Buffalo Reef task force seeks Grand Traverse flooding information

Photo provided by Michigan Department of Environment, Great Lakes and Energy An excavator is used to remove stamp sands from the beach directly north of the breakwater at the Grand Traverse Harbor.

SCHOOLCRAFT TOWNSHIP — The Buffalo Reef Task Force wants reports from shoreline property owners about any flooding and ice shove events along Grand Traverse Bay.

More than 20 million tons of stamp sands were deposited on the lakeshore in Gay from the Wolverine and Mohawk mines a century ago. Wind and currents have pushed them about 5 miles downshore, threatening fish spawning grounds and harbor access.

In 2017, storms on Lake Superior with record wave heights dumped stamp sands on the beach, undoing weeks of recent dredging work. The same storm led to flooding at numerous properties along Grand Traverse Harbor, said Steve Casey, a contractor with the Buffalo Reef Task Force, which is working on a permanent solution to the stamp sands issue.

Higher lake levels have made flooding a more pressing problem.

“As we develop a strategy of managing the stamp sands at Buffalo Reef, we want to make sure we’re not making that situation any worse,” Casey said.

Property owners located between the community of Gay and Grand Traverse Point, including those situated south of the harbor, are asked to fill out a brief reporting form at https://tinyurl.com/rsev7zh. They can describe the event and when it happened, as well as include a photo.

Knowing when and where flooding and ice shove have happened can help the design team make changes to reduce the problem, Casey said.

One option is to change the profile of the lake bottom immediately offshore, Casey said. The erosion of stamp sands has extended the beach 300 to 400 feet farther into the lake than the natural shoreline. The stamp sand grains are large and angular, causing the lake depth to drop off sharply, versus the more gradual incline of the natural lake bottom.

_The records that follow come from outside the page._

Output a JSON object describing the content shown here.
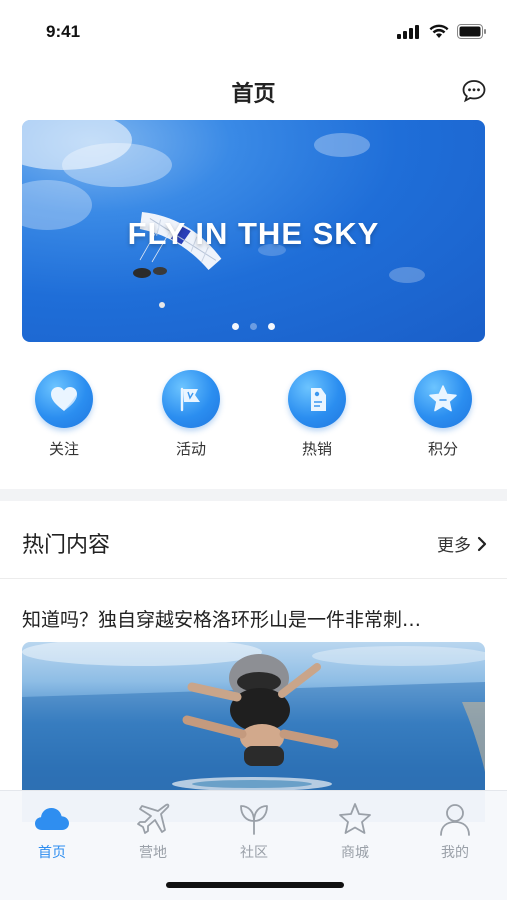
{
  "status_bar": {
    "time": "9:41"
  },
  "nav": {
    "title": "首页",
    "message_icon": "chat-bubble-icon"
  },
  "banner": {
    "headline": "FLY IN THE SKY",
    "slide_count": 3,
    "active_slide": 1
  },
  "quick_menu": [
    {
      "label": "关注",
      "icon": "heart-icon"
    },
    {
      "label": "活动",
      "icon": "flag-icon"
    },
    {
      "label": "热销",
      "icon": "tag-icon"
    },
    {
      "label": "积分",
      "icon": "star-icon"
    }
  ],
  "section": {
    "title": "热门内容",
    "more_label": "更多"
  },
  "article": {
    "title": "知道吗？独自穿越安格洛环形山是一件非常刺…"
  },
  "tab_bar": [
    {
      "label": "首页",
      "icon": "cloud-icon",
      "active": true
    },
    {
      "label": "营地",
      "icon": "airplane-icon",
      "active": false
    },
    {
      "label": "社区",
      "icon": "leaf-icon",
      "active": false
    },
    {
      "label": "商城",
      "icon": "star-outline-icon",
      "active": false
    },
    {
      "label": "我的",
      "icon": "person-icon",
      "active": false
    }
  ],
  "colors": {
    "accent": "#2f8ef0",
    "inactive": "#9aa0a8"
  }
}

That means waves coming off Lake Superior face no energy loss before they arrive on the beach, allowing them to flood camps on the lakeshore.

“If we restore that profile, where there’s shallow water in front of the camps, the waves will break out in the lake before the beach and they won’t carry forward to homes,” Casey said.

The Department of Natural Resources made the form available Friday. Some data had already come in several weeks ago from a resident north of the harbor knowledgeable in geomorphology, Casey said.

Numerous dredging efforts have taken place over the past several years to protect Grand Traverse Harbor and Buffalo Reef, a premier spawning habitat and recruitment area for lake trout and whitefish.

From Nov. 14 through Dec. 6, 175,000 cubic yards of stamp sands were removed from the original milling site at Gay, according to a DNR release on the landowner questionnaire. This work included pulling a 25-foot-high bank of deposited sands back from the Lake Superior shoreline.

Throughout January, 13,255 cubic yards of stamp sands were taken from the Grand Traverse Harbor and another 32,677 cubic yards of material was moved from the adjacent beach.

“It’s very significant to see the State of Michigan has made a big commitment to protecting Buffalo Reef, and part of that commitment includes keeping the harbor open,” Casey said. “They spent a lot of money this winter, both on the harbor and putting back the sand at the original pile. That’s going to go a long way towards protecting the reef and keeping that harbor open.”

The trough north of the reef is slated to be dredged this spring – which, this being the Upper Peninsula, probably means May or June, said task force member Stephanie Swart, Lake Superior coordinator for the Michigan Department of Environment, Great Lakes and Energy.

That dredging will probably be about 20,000 cubic yards, Swart estimated, aimed at stopping a ridge of stamp sand from overtopping the north jetty at the harbor.

“I think the goal is to have a set amount of money put aside so we can deal with the overtopping of the breakwall,” she said.

Longterm, a team of engineers and scientists from the U.S. Army Corps of Engineers is working with the task force for cost estimates and other details for three longterm solutions for the encroaching stamp sands. The task force narrowed the list down from 13 after a process including several public hearings and comment periods.

The three are: building a retaining wall to contain the stamp sands at the original pile, as well as the stamp sands dredged from the lake and beach; building a landfill in an upland area near the community of Gay for the stamp sands removed from the lake and beach; and placing the stamp sands removed from the lake and beach in the tailing basins at the former White Pine Mine in Ontonagon County.

When the cost estimates are finished, the task force will take that information to the public as part of selecting the ultimate course of action.

There is no firm timeline for when the cost estimates will be finished, Casey said.

“There’s a lot of moving pieces here in terms of getting additional data,” he said. “The survey on ice shove and flooding is one of those.”